Die Kirche reibt sich an der Kultur und den Werten der Zivilgesellschaft.
In der Kirche habe ich gelernt, dass Verbindlichkeit für die persönliche Integrität, für das Zusammenleben und für den Aufbau der Gemeinde zentral sei. „Ein Christ lebt verbindlich!“
In der Zivilgesellschaft wird ein solches Maß an Verbindlichkeit jedoch kaum praktiziert. Wir zögern, Verpflichtungen ein zu gehen, welche unsere Freiheit begrenzen.
Die Optionen offen halten...
Verbindliche Entscheidungen — und das im kirchlichen Rahmen erst noch auf Lebenszeit — verschließen andere Optionen und Wege. Das gilt für die Konsumwelt, die Partnerbeziehungen und für die Wahl einer Kirchgemeinde. Es kann immer noch etwas Besseres geben, das wir uns nicht verbauen wollen. Verbindliche Zusagen für Termine und Veranstaltungen werden in der Internet-Generation bis zum letzten Augenblick vermieden, um spontan noch einem besseren Angebot Folge zu leisten.

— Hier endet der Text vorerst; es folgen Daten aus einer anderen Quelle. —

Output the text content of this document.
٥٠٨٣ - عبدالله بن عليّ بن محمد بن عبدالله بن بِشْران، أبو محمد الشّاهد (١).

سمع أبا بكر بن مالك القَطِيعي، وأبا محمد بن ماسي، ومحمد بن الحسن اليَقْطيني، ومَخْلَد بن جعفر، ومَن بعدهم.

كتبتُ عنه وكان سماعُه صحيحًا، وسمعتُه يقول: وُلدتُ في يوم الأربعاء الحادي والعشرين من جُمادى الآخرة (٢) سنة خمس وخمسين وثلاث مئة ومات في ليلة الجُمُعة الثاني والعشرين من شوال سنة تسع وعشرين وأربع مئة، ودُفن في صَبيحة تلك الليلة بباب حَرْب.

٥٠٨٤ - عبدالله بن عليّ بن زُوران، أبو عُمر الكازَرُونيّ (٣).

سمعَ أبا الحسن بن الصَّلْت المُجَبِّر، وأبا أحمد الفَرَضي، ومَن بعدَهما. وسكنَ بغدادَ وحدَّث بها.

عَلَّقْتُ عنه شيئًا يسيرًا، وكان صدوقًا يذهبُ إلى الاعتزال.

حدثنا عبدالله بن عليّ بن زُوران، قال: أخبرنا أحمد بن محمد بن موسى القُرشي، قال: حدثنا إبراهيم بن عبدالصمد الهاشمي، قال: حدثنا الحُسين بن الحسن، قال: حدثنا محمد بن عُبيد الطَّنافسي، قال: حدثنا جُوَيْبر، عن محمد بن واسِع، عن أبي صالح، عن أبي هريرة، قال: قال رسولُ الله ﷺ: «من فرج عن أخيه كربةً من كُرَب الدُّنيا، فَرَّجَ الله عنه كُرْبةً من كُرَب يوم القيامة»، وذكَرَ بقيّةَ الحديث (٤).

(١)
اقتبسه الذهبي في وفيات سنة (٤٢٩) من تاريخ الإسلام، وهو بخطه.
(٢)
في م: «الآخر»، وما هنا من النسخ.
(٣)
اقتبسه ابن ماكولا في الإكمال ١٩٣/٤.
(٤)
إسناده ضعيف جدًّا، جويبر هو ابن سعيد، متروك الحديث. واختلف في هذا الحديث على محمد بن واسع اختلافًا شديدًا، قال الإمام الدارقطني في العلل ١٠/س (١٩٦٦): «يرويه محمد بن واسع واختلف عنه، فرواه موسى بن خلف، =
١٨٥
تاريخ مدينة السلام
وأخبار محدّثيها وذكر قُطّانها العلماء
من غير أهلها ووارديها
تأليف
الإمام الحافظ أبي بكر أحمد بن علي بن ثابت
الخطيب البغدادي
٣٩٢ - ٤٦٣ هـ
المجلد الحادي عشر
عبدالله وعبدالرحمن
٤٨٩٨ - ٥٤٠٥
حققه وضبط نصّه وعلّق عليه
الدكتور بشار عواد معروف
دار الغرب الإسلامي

Die Tatsache, dass eine Anmeldung für den European Methodist Festival in Krakau, der doch erst im August stattfinden sollte, schon im Mai erfolgen sollte, hat sich mit dem Verhalten der Zeitgenossen als nicht kompatibel bewiesen. Die verantwortlichen Planer haben darauf erschreckt die Veranstaltung abgesagt.
Die Kultur, offene Optionen möglichst offen zu behalten, führt dazu, dass größere Events und Gruppenanlässe sich nur schwer planen und dann auch finanzieren lassen.

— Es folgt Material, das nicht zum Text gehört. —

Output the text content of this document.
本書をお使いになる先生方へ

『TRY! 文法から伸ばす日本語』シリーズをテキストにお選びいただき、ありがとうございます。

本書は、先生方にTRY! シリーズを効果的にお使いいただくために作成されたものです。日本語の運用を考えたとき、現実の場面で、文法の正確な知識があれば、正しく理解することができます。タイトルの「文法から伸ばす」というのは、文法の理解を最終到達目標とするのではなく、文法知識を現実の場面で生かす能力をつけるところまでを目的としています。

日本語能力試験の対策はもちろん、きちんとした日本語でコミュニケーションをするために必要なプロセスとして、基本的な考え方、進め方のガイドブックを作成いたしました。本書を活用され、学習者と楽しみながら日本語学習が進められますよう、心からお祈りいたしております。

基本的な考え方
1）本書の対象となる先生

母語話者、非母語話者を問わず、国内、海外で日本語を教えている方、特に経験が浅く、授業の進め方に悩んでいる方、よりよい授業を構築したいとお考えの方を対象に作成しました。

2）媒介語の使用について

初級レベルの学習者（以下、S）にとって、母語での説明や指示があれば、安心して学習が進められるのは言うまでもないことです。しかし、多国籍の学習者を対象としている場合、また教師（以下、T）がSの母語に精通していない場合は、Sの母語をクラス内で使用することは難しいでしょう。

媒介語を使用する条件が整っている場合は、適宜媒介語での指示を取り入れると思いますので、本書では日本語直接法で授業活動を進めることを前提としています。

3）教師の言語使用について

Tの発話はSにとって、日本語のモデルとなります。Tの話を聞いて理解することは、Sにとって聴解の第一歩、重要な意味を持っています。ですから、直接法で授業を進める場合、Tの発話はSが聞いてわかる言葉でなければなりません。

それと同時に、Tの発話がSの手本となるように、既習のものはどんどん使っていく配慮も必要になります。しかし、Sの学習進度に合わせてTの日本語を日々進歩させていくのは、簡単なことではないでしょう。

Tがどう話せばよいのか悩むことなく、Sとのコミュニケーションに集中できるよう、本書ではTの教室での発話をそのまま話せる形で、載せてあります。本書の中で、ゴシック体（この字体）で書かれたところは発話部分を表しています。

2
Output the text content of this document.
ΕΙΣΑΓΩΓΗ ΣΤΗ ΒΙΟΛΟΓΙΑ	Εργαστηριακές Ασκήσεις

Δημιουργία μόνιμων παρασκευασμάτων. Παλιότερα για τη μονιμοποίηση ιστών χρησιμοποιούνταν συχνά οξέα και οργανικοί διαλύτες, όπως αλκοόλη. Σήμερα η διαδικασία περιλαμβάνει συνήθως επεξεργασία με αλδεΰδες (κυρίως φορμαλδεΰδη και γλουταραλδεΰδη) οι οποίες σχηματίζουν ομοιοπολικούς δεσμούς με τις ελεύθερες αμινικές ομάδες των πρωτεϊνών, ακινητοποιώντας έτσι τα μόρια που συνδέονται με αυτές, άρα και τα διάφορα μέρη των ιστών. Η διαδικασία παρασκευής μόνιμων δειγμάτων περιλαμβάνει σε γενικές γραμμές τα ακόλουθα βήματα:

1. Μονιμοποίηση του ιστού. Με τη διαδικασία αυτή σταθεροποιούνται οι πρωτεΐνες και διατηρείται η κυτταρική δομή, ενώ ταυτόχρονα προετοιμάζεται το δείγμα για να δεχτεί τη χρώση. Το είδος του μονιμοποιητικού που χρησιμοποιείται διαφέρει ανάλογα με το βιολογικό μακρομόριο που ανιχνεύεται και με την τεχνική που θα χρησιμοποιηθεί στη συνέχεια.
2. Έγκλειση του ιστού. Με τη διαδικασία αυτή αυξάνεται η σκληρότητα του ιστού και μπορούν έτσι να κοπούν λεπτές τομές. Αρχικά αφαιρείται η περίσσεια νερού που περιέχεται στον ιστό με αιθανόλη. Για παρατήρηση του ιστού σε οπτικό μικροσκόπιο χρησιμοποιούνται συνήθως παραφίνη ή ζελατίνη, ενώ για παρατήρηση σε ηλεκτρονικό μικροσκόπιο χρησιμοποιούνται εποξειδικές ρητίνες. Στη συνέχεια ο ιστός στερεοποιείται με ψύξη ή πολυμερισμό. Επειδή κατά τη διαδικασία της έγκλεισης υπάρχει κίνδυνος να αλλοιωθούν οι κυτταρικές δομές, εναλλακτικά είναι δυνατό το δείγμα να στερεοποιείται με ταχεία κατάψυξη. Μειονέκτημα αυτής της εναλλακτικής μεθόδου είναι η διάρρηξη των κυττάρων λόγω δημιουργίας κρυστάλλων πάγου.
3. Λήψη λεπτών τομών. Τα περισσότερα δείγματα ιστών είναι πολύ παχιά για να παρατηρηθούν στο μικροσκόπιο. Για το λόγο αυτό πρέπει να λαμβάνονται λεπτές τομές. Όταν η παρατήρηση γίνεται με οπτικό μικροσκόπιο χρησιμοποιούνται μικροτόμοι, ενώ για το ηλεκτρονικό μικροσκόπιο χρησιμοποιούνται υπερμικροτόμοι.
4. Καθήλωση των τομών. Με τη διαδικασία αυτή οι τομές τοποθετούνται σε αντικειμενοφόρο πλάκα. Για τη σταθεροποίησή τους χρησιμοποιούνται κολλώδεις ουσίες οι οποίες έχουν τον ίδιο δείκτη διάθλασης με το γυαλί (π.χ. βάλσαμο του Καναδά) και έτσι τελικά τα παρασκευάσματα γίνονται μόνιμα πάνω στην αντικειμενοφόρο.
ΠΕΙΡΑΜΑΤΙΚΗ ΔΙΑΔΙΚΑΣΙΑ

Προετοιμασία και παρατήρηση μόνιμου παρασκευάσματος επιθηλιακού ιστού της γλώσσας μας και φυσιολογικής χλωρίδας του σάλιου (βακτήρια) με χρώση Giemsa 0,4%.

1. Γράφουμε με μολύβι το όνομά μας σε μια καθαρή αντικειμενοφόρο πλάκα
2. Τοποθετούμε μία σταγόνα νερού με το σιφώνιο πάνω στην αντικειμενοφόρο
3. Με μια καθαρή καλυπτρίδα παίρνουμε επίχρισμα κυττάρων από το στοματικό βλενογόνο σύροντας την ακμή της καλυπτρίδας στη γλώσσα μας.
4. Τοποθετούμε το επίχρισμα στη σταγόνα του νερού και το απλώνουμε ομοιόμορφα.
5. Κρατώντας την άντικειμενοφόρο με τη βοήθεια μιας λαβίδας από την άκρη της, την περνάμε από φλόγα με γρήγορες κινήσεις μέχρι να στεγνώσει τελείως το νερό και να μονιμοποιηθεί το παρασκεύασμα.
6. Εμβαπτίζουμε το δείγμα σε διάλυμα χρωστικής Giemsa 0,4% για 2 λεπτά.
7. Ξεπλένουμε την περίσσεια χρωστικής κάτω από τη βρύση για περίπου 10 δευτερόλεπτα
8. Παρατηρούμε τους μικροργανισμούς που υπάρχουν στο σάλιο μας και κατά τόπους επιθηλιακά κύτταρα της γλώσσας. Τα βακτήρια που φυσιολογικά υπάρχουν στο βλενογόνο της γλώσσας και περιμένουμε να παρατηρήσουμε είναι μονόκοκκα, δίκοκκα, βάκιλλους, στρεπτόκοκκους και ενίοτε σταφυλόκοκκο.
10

Gemeindeprogramme, welche mehrere Treffen einer Gruppe vorsehen, werden immer weniger besucht. Wir wünschen solche Programme, aber wir geben keine verbindliche Zusage der Teilnahme.
In der Diskussion über die Entwicklung der Kirchen in der Schweiz in die Zukunft wurde im Blick auf die Volkskirchen — welche einen wachsenden Mitgliederverlust verzeichnen — gesagt, sie müssten sich von der Volkskirche zur „Mitgliederkirche“ entwickeln. Macht eine solche Überlegung Sinn, wenn wir andererseits feststellen, dass in den Freikirchen es auch schwieriger wird, neue Mitglieder in eine verbindliche Beziehung aufzunehmen? Selbst sehr engagierte Mitarbeiter und Mitarbeiterinnen wählen die offene Option „Freunde der Gemeinde“ zu sein. Sie wollen nicht der Institution Kirche beitreten, welche sie am liebsten lebenslang verpflichten würde.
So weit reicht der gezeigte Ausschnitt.